What is an index in Elasticsearch

@Zach's answer is valid for elasticsearch 5.X and below. Since elasticsearch 6.X Type has been deprecated and will be completely removed in 7.X. Quoting the elasticsearch docs:

Initially, we spoke about an “index” being similar to a “database” in an SQL database, and a “type” being equivalent to a “table”. This was a bad analogy that led to incorrect assumptions.

Further to explain, two columns with the same name in SQL from two different tables can be independent of each other. But in an elasticsearch index that is not possible since they are backed by the same Lucene field. Thus, "index" in elasticsearch is not quite same as a "database" in SQL. If there are any same fields in an index they will end up having conflicts of field types. To avoid this the elasticsearch documentation recommends storing index per document type.

Refer: Removal of mapping types


Good question, and the answer is a lot more nuanced than one might expect. You can use indices for several different purposes.

Indices for Relations

The easiest and most familiar layout clones what you would expect from a relational database. You can (very roughly) think of an index like a database.

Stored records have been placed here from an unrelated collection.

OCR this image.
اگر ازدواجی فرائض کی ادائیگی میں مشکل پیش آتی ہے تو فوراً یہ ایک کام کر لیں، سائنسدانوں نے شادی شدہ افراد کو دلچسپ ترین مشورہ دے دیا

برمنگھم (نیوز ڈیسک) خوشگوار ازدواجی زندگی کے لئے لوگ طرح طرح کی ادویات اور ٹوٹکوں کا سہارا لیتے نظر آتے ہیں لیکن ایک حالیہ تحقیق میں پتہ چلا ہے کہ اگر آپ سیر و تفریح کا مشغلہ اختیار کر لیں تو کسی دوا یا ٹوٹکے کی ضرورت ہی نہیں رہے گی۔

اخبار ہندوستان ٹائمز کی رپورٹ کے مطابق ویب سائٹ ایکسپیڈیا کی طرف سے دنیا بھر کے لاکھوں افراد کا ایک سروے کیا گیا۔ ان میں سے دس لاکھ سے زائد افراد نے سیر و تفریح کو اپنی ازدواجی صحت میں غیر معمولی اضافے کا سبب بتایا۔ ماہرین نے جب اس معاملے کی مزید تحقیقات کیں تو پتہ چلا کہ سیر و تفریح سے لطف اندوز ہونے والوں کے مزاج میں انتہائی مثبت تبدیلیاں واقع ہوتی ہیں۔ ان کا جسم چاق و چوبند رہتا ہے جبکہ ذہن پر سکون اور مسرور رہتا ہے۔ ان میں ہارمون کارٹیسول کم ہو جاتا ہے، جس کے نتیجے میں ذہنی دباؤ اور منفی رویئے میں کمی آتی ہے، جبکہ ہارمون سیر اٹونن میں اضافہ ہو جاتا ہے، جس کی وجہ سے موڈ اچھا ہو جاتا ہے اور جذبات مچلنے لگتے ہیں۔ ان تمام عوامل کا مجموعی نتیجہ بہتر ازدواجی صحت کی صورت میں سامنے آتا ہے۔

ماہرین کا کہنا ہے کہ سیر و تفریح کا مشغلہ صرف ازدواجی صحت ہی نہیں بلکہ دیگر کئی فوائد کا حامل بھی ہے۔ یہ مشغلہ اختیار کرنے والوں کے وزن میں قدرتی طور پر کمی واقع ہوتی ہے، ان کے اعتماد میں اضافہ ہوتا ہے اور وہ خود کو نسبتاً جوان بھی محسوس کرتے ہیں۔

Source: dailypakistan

  • MySQL => Databases => Tables => Rows/Columns
  • ElasticSearch => Indices => Types => Documents with Properties

An ElasticSearch cluster can contain multiple Indices (databases), which in turn contain multiple Types (tables). These types hold multiple Documents (rows), and each document has Properties (columns).

So in your car manufacturing scenario, you may have a SubaruFactory index. Within this index, you have three different types:

  • People
  • Cars
  • Spare_Parts

Each type then contains documents that correspond to that type (e.g. a Subaru Imprezza doc lives inside of the Cars type. This doc contains all the details about that particular car).

Searching and querying takes the format of: http://localhost:9200/[index]/[type]/[operation]

So to retrieve the Subaru document, I may do this:

  $ curl -XGET localhost:9200/SubaruFactory/Cars/SubaruImprezza

.

Indices for Logging

Now, the reality is that Indices/Types are much more flexible than the Database/Table abstractions we are used to in RDBMs. They can be considered convenient data organization mechanisms, with added performance benefits depending on how you set up your data.

To demonstrate a radically different approach, a lot of people use ElasticSearch for logging. A standard format is to assign a new index for each day. Your list of indices may look like this:

  • logs-2013-02-22
  • logs-2013-02-21
  • logs-2013-02-20

ElasticSearch allows you to query multiple indices at the same time, so it isn't a problem to do:

  $ curl -XGET localhost:9200/logs-2013-02-22,logs-2013-02-21/Errors/_search=q:"Error Message"

Which searches the logs from the last two days at the same time. This format has advantages due to the nature of logs - most logs are never looked at and they are organized in a linear flow of time. Making an index per log is more logical and offers better performance for searching.

.

Indices for Users

Another radically different approach is to create an index per user. Imagine you have some social networking site, and each users has a large amount of random data. You can create a single index for each user. Your structure may look like:

  • Zach's Index
    • Hobbies Type
    • Friends Type
    • Pictures Type
  • Fred's Index
    • Hobbies Type
    • Friends Type
    • Pictures Type

Notice how this setup could easily be done in a traditional RDBM fashion (e.g. "Users" Index, with hobbies/friends/pictures as types). All users would then be thrown into a single, giant index.

Instead, it sometimes makes sense to split data apart for data organization and performance reasons. In this scenario, we are assuming each user has a lot of data, and we want them separate. ElasticSearch has no problem letting us create an index per user.